DAO Data Restrictions

When dealing with data you will be restricted by certain limitations regarding the type. For instance, when storing some string in a database as a VARCHAR you have to specify the maximum length. Even deciding between an int or a long decides on what the maximum and minimum values are. But sometimes your storage system (like the database) may be more strict than the language you use. An example of this is a string, which can be as long as it fits in memory, but in your database you have to specify a limit (depends on your database system), so what do you do with these restrictions?

Generally your domain has certain restrictions, such as a:

  • A discount always positive

  • Date of birth should be in the past

For these restrictions it makes sense to do them on your business domains, but do you also enforce them on the database level? Typically this is not something you want to do as this means you have to keep both of the restrictions in sync.

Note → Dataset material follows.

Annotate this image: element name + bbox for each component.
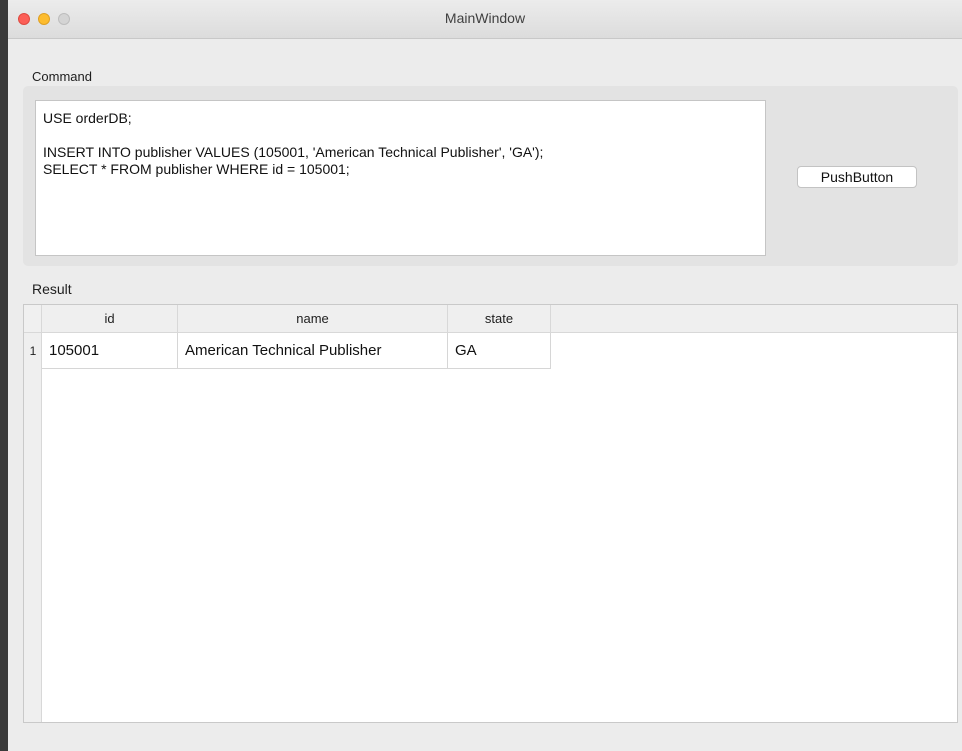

Note that you will likely already have a duplicated check on these restrictions to prevent your user from submitting invalid data.

But when you have restrictions which are specific or required for your storage system (being it a database, some binary format, or something else), where do you enforce these? This are arbitrary restrictions which trickle down into your business specifications. Again, since you want to avoid the user from submit data you know will cause an error, you will add a rule for this in the front-end.

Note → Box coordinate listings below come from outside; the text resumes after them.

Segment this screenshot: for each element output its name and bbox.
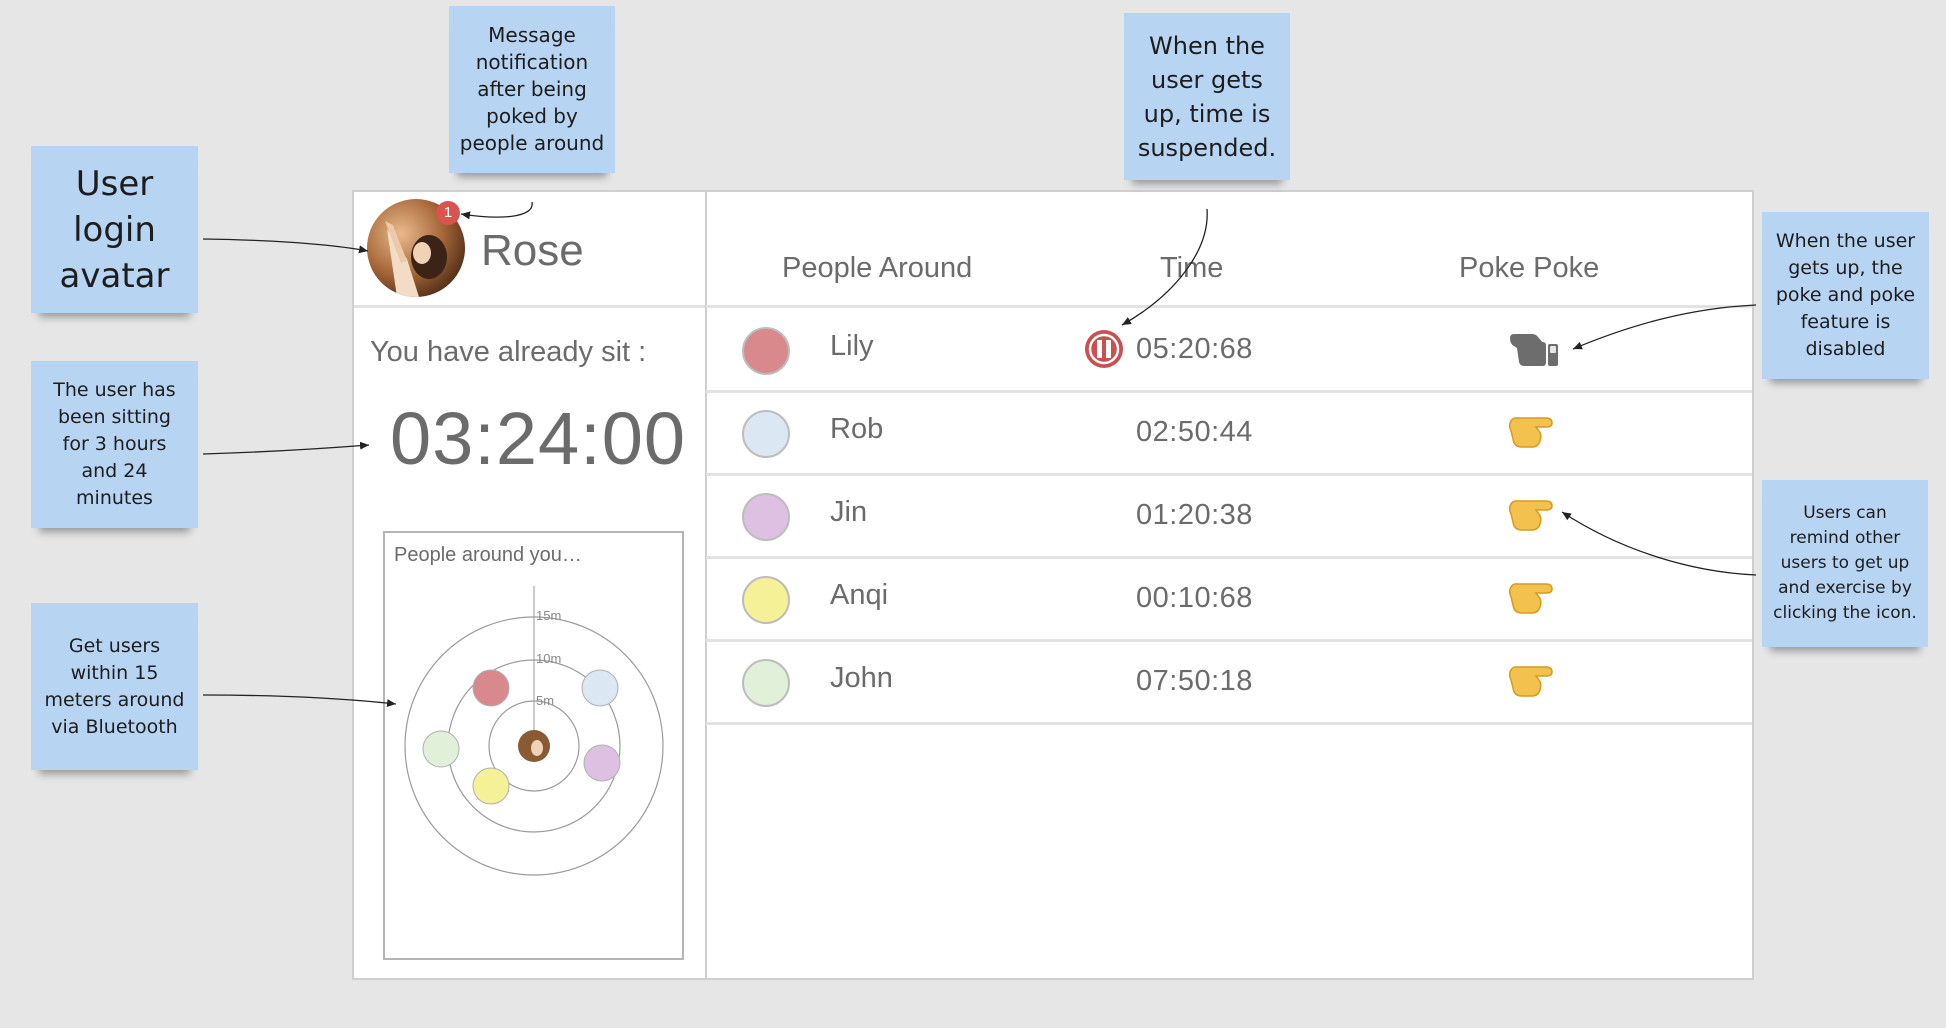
arrow-sitting bbox=[202, 441, 370, 455]
arrow-disabled bbox=[1572, 304, 1757, 350]
annotation-arrows bbox=[202, 201, 1757, 708]
arrow-notification bbox=[460, 201, 533, 220]
arrow-suspended bbox=[1121, 208, 1208, 326]
arrow-avatar bbox=[202, 238, 369, 254]
arrow-bluetooth bbox=[202, 694, 397, 708]
arrow-remind bbox=[1561, 511, 1757, 576]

Just because they trickle down into your business specification (as they become a hard restriction), this doesn't mean you have to check them on the business domain. Since your storage system will raise an exception if your data is invalid, I don't see the added value of having the same check on your business entities. Again, if you do, then you have to keep them in sync if they ever change, for instance if your storage system allows to store more or different data.

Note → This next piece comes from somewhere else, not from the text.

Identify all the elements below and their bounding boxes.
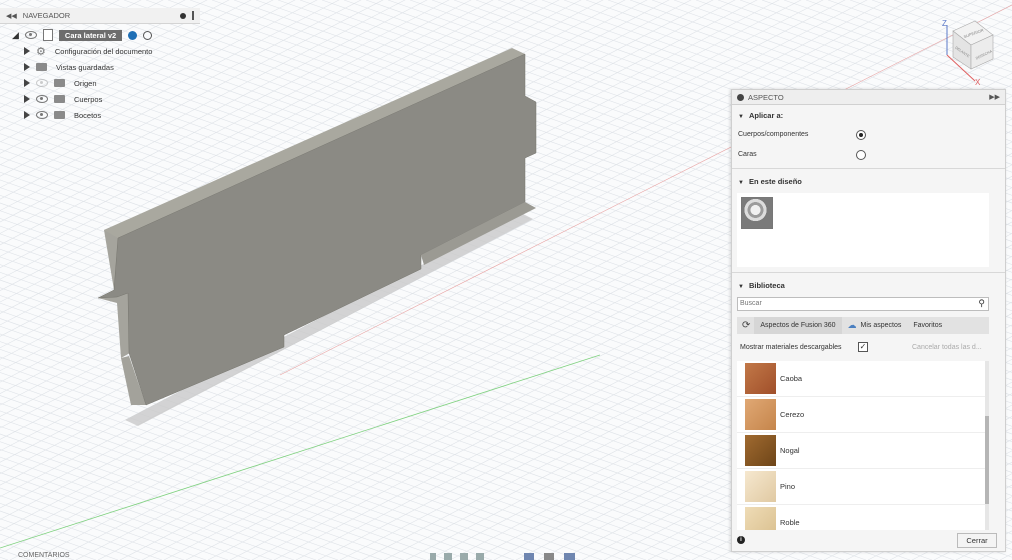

After some period, you may even forget why certain restrictions are there, was it a technical reason, or a real business requirement? If you have these checks all over the place, you will not be able to figure it out, since they are both enforced on the domain level as well as on the storage level.

For this reason, I advocate to implement validation checks at the business level only for real business restrictions, and do the same for other systems (storage, or third party interactions). This allows a trace to always figure out why certain restrictions are in place, moreover they allow them to evolve easily with the system that enforced them in the first place.